Louie ends up just nodding at Beaulieu as he passes. He nods a lot when he’s here because he doesn’t want to say the wrong thing to someone important. Someone who decides who comes and goes, who gets to dress for a game, and who sits in the press box.

He talks to some of the guys, gets a workout in, and snags some food. When everyone else heads home, he gets into his car and looks up David Santana’s address on his phone. His house is only six minutes from the rink, but it’s not in town.

Liam wasn’t kidding. It’s right next to an apple orchard. A small store by the road is advertising their new spring decorations on an intricately decorated chalkboard, even though patches of snow are still dotting the parking lot out front.

Santa has a weirdly long driveway that ends by several garages and a house with a decorated porch. A snowman with a welcome sign greets Louie by the door.
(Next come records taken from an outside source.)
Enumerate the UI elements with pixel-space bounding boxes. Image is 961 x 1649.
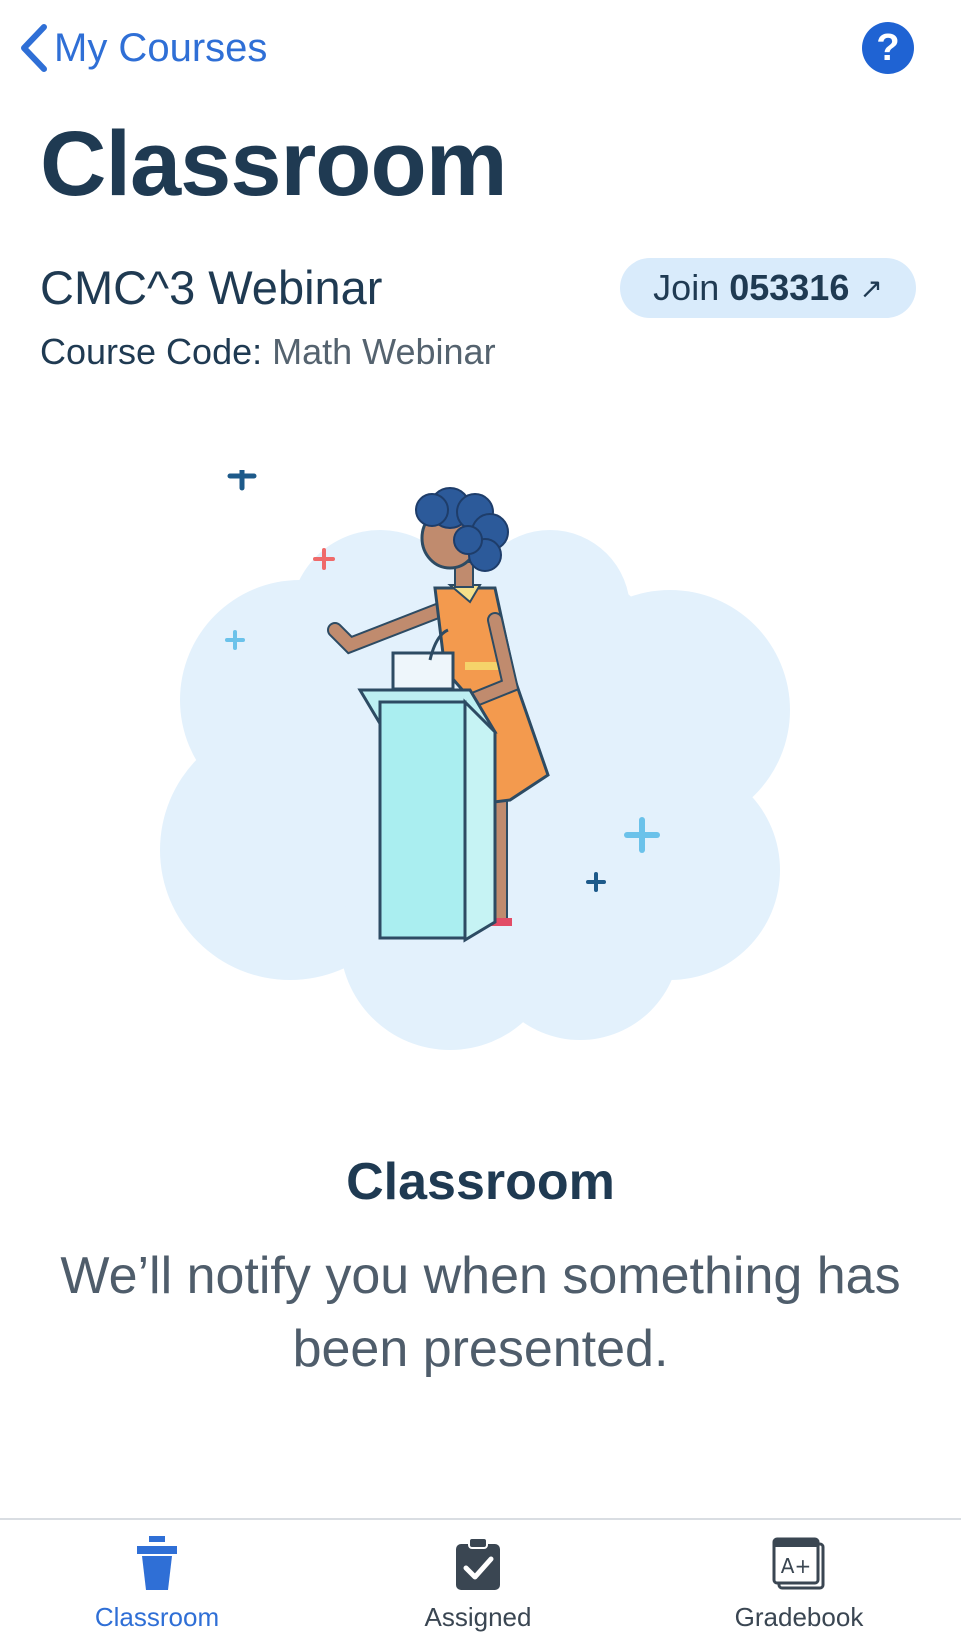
tab-bar: Classroom Assigned A+ Gradebook: [0, 1518, 961, 1649]
tab-gradebook[interactable]: A+ Gradebook: [699, 1536, 899, 1646]
podium-icon: [137, 1536, 177, 1590]
svg-text:A+: A+: [781, 1554, 811, 1578]
join-label: Join: [653, 267, 720, 308]
gradebook-icon: A+: [772, 1537, 825, 1590]
empty-state-title: Classroom: [346, 1153, 615, 1211]
empty-state-message: We’ll notify you when something has been…: [60, 1247, 901, 1378]
sparkle-icon: [227, 470, 257, 491]
external-arrow-icon: ↗: [859, 272, 883, 304]
join-code-button[interactable]: Join 053316 ↗: [620, 258, 916, 318]
tab-assigned-label: Assigned: [424, 1602, 532, 1632]
tab-gradebook-label: Gradebook: [734, 1602, 864, 1632]
help-button[interactable]: ?: [862, 22, 914, 74]
course-code: Course Code: Math Webinar: [40, 332, 496, 372]
page-title: Classroom: [40, 113, 507, 215]
question-mark-icon: ?: [876, 26, 900, 69]
tab-assigned[interactable]: Assigned: [378, 1536, 578, 1646]
tab-classroom[interactable]: Classroom: [57, 1536, 257, 1646]
back-button-label: My Courses: [54, 25, 268, 70]
tab-classroom-label: Classroom: [94, 1602, 220, 1632]
join-code: 053316: [729, 267, 850, 308]
clipboard-check-icon: [456, 1537, 500, 1590]
course-code-value: Math Webinar: [272, 331, 496, 372]
back-button[interactable]: My Courses: [18, 18, 267, 78]
course-code-label: Course Code:: [40, 331, 263, 372]
chevron-left-icon: [21, 24, 47, 72]
navigation-bar: My Courses ?: [0, 0, 961, 100]
course-name: CMC^3 Webinar: [40, 261, 383, 314]
presenter-illustration: [160, 470, 790, 1050]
The Santanas probably get their decorations from the orchard next door. A dog barks when Louie rings the doorbell.

Oh. He probably should have asked Liam if Santana had dogs.

Louie takes a deep breath. Steels himself.

The door opens, revealing a tall woman with shoulder-length black hair. She smiles brightly. “Hi, you must be Louie, come on in,” she says. “I’m Bianca, but please call me Bee.” She looks over her shoulder. “Dave, Louie is here!”

“Hey, hey,” Santa says as he comes shuffling into the hallway. He’s still hobbling a bit. Definitely not close to coming back. “Sorry, I had to put the kid in timeout.”

“You guys have a kid?” Louie asks. He did not know that. Although he really prefers kids over dogs.

“The kid is a Labrador puppy,” Bee says, rolling her eyes.

“Oh,” Louie says.

She narrows her eyes at him. “Are you allergic?”

“No, just…” Louie shrugs. “I’ve met some dogs that weren’t, uh…” Another shrug. His great-aunt from Montreal had this wiener dog that wouldn’t stop barking at him and chasing him when he was four or five, so his mom had to lift him off the top of the couch, where he was hiding from the little demon, and carry him to the car when they left.

“He’s very sweet,” Bee says. “But if this is a problem, we can—”

“No, no, it’s fine,” Louie says quickly. He’s not scared or anything. Just not a huge fan. He can deal with it; this is still better than a hotel room.